Here are three ways that coaches and parents can help young athletes develop mental toughness for in-game and post-game moments…
1) Success takes work!
Anything worth achieving is rarely easy.
“Hard work is the price we must pay for success,” Hall of Fame football coach Vince Lombardi once said. It is important that young athletes understand that work and mastery of skill is what best leads to success. This matters for obvious reasons, but it’s an important belief that can be counted on in high leverage and clutch moments during a game.
If in a critical moment when an athlete is becoming emotionally distracted, being able to step back and remember the work that made him or her successful can help return them to a place of command…
2) Pressure is a myth!
Pressure is a context we wrap around common moments.

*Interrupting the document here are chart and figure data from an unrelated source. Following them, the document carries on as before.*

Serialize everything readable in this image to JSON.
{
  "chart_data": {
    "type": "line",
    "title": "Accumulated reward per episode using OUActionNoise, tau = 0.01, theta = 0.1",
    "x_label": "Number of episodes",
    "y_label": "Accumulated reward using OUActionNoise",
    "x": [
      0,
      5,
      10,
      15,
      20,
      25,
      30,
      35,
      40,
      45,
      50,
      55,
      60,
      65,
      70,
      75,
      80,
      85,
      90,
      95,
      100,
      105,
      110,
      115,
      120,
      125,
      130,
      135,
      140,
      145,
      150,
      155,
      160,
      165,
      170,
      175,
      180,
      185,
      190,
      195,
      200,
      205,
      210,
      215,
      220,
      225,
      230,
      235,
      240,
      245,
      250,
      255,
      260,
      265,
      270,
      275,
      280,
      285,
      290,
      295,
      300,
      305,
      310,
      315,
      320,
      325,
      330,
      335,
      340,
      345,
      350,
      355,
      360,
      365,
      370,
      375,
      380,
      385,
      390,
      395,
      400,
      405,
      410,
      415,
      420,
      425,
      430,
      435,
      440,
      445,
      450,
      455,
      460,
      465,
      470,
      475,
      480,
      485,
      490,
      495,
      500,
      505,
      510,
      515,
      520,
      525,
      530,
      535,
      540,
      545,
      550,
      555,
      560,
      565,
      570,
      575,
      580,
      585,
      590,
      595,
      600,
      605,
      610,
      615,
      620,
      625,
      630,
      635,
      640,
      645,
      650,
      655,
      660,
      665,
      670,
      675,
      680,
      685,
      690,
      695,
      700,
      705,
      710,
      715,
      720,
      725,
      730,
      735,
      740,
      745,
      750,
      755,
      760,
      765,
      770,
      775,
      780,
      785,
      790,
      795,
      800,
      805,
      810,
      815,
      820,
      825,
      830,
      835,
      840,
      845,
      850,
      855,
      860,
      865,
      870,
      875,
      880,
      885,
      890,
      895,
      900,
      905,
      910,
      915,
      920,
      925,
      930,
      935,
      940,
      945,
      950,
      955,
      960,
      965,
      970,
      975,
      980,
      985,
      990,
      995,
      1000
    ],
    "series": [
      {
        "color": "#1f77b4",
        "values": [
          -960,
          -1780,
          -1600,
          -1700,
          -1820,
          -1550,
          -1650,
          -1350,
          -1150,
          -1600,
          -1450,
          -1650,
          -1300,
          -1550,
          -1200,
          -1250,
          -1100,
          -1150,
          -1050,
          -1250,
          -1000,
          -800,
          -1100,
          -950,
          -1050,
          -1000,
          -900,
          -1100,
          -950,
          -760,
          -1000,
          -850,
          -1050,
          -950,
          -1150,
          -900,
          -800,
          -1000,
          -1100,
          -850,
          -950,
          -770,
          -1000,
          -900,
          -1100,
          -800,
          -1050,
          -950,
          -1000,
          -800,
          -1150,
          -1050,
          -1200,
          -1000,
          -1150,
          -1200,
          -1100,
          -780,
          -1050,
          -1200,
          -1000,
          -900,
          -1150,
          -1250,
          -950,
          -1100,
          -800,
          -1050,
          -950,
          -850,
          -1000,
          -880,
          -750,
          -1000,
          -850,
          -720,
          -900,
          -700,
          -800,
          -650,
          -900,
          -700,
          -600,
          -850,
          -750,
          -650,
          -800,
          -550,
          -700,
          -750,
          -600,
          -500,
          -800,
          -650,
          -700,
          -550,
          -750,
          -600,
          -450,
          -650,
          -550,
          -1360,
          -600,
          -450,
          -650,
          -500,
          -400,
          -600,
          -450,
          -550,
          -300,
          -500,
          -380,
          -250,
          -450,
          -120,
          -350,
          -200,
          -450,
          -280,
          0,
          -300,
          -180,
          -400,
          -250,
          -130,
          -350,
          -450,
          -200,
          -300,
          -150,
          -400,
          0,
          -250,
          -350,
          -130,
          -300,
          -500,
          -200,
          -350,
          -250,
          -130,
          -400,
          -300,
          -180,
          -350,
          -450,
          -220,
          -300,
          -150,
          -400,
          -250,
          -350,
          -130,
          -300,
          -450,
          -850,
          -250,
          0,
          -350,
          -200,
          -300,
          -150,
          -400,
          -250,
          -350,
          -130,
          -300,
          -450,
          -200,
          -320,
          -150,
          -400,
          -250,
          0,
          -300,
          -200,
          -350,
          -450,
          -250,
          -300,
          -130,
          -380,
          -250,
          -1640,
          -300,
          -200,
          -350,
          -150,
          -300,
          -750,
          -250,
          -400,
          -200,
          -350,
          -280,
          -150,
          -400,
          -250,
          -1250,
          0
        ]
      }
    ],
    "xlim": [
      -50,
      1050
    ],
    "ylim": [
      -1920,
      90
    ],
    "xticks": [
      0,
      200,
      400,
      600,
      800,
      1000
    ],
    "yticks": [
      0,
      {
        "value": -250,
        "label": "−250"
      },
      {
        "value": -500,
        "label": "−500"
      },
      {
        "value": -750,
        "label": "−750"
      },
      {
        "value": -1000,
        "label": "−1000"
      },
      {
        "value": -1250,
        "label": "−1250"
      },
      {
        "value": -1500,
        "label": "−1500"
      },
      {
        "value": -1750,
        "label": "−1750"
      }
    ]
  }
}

In moments when a game feels like it’s hanging on a specific moment, but the truth is that no one moment is unique. Competition is competition, throwing a baseball is throwing a baseball, taking a shot at the goal is taking a shot at the goal, regardless of whether it’s the first action of the game or the last.
In the end, the athlete has the freedom to choose how he or she thinks about each situation. The goal is for each athlete to see pressure as the same challenge and opportunity that has been presented to them and accomplished countless times before…
3) Value isn’t determined by wins and losses!
Athletes should be treated as nuanced people not just performers, especially in moments when results do not go as planned.
The best way to accomplish this is to lead by example. Show them that you can graciously accept losing and making a mistake, while still valuing the work and effort that went in to completing the game.
By learning to to accept failure, while valuing effort and preparedness, they will be able to focus on their own thoughts and solutions as opposed to seeking the adjuration of others.